Ne yapıyor çocukların? Hepsini okuttum, işinde gücündeler. Yuvadan bir bir uçtular. Teyzen vefat ettikten sonra yalnız kaldım. Bir zaman kendi işimi görüyordum. Yaş ilerledikçe zorlanmaya başladım. Çocukların yanında kalmak istemiyordum, ama yapacak bir şeyde yoktu. Gittim. Keşke gitmeseydim. Gittiğime pişman olacağım hiç aklıma gelmezdi. Aklımda yüreğimde hep çocuk olarak kalsaydılar, ben bu günleri görmeseydim?
Hayırdır ne oldu?
Kendimi bir eşya gibi hissediyordum. Bir hafta birine, bir hafta birine atılıyordum. Bir hafta on gün kaldığım çocuğum diğerini arıyordu. Biz tatile gideceğiz babamı sen yanına al. On gün sonra, bir diğeri ötekini arıyor, misafirimiz gelecek babamı bu hafta sen al, diyorlardı. Ben bu konuşmaları duydukça eriyor, eridikçe küçülüyordum.
Sonra ne oldu?
Bir arkadaşımın desteğiyle emekli maaşım karşılığında huzur evine yerleştim. Rahata erdim. Sağa sola itilmişlikten, bir nesne olmaktan kurtuldum.
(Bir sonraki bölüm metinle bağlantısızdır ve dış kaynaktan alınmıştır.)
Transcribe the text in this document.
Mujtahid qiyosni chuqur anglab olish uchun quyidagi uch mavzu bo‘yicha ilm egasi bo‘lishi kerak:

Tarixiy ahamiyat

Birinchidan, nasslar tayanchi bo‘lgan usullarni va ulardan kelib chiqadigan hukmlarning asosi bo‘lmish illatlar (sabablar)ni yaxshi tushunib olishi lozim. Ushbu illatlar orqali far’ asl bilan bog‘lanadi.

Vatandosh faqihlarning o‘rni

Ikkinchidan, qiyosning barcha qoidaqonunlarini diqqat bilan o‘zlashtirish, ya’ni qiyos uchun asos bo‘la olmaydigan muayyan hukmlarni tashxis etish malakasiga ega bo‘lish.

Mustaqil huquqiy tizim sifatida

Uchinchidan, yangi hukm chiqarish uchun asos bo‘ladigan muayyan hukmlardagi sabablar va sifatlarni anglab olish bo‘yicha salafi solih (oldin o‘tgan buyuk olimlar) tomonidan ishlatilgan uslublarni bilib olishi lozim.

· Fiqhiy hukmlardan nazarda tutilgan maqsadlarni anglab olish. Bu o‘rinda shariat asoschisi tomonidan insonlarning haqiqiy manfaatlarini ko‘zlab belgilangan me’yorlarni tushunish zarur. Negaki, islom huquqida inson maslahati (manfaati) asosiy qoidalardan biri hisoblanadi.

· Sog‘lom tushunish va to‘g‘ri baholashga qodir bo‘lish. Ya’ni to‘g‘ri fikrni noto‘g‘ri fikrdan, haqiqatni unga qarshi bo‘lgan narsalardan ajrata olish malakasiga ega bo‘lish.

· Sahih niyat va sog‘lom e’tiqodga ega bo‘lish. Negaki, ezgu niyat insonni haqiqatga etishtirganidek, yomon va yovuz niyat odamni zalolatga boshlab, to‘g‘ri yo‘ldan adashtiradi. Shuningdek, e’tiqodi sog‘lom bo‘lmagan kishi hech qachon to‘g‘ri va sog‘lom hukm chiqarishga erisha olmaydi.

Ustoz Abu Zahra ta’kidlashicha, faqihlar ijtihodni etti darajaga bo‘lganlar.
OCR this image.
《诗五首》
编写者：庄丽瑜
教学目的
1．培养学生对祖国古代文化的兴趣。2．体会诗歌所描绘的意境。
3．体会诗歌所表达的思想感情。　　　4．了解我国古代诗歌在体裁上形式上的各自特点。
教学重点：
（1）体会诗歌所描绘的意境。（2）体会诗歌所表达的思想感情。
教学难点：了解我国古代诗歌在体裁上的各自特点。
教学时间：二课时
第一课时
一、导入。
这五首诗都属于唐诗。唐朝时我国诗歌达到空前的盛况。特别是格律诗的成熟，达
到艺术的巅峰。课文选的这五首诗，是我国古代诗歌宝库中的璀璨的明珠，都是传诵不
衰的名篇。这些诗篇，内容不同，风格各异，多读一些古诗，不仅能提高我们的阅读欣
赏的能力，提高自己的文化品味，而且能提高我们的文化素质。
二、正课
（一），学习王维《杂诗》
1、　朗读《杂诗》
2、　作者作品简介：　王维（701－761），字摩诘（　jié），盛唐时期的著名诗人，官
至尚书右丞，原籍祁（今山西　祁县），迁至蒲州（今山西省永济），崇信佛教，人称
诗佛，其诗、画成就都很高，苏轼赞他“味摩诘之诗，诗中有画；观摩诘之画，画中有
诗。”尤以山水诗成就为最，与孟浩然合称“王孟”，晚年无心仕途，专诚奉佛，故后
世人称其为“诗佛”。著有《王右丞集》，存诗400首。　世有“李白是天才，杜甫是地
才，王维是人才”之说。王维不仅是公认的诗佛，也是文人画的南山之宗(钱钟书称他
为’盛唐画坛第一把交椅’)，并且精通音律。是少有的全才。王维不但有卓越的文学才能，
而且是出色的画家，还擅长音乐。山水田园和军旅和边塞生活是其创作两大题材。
Çocukların arayıp soruyorlar mı?
Yok, be oğlum, artık dertte etmiyorum. Sağ, salim olsunlar bana bu yeter, dedi Mehmet amca. Bastonunu aldı kalkmadan önce öyle bir şey söyledi, “Ben dokuz çocuğa baktım, dokuz çocuk bir bana bakamadı”, keşke teyzen değil ben önce ölseydim, bu günleri görmeseydim, dedi. Yüreğim burkuldu. Bunun üzerine ne denilebilir inanın bilemedim!
Onca senelerin sırtına yüklediği ağırlıkla, bastonuna tutunarak kalktı. Gideceğin yere ben götüreyim dedim kabul etmedi. Sen yolun karşısına geçir yeter, dedi. Dediğini yaptım karşıya geçirdim. Bana döndü sağol oğlum, ömrün uzun olsun, dedi.
Kaldırımdan ağır ağır gidişini bir süre izledim Mehmet amcanın.
Şimdi ise;
O mahalleleri...
Sokakları...
Mahallenin dürüst esnafları...
Güler yüzlü yardım sever dost komşuları...
Sabah çocuklarını Allah zihin açıklığı versin, diye yolcu eden anneleri babaları…
O erdemleri ancak siyah beyaz fotoğraflarda arar olduk.